Coronajurisprudentie
Met de komst van het Corona-virus heeft zich ook de eerste ‘Coronajurisprudentie’ ontwikkeld.
Coronahoester
Onder andere de rechtbank Den Haag heeft zich onlangs uitgesproken over een zgn. ‘Coronahoester’: ECLI:NL:RBDHA:2020:2766.
Nadat door de rechtbank bewezen was verklaard dat de man in kwestie twee politieagenten in het gezicht had gehoest en vervolgens tegen hen had geroepen: “Ik heb het Corona-virus, jullie nu ook”, kwam de vraag aan de orde hoe dit gedrag juridisch moest worden gekwalificeerd.

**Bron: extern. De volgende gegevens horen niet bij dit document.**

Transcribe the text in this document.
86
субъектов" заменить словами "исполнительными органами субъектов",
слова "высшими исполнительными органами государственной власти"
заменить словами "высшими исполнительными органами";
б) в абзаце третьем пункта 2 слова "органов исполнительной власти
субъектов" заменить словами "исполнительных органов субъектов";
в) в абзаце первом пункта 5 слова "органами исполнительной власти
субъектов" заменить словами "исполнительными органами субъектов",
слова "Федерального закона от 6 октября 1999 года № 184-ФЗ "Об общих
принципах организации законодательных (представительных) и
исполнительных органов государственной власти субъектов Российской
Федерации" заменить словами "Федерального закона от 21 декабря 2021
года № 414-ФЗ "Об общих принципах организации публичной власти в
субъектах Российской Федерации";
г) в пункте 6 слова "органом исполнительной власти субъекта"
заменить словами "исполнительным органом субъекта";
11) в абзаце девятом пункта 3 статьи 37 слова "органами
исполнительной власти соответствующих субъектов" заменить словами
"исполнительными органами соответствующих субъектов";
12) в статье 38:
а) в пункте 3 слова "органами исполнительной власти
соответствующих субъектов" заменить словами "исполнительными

De rechtbank sprak de man vrij van bedreiging met de dood. De politierechter overwoog dat uit het nieuws van de afgelopen dagen blijkt dat er tot nu toe alleen kwetsbare mensen zijn overleden, zoals ouderen of mensen met andere gezondheidsklachten. De betreffende politieagenten, die op straat aan het werk waren, vallen niet in deze risicogroep. Er is niet gebleken van een aanmerkelijke kans op de dood bij een eventuele besmetting met het coronavirus.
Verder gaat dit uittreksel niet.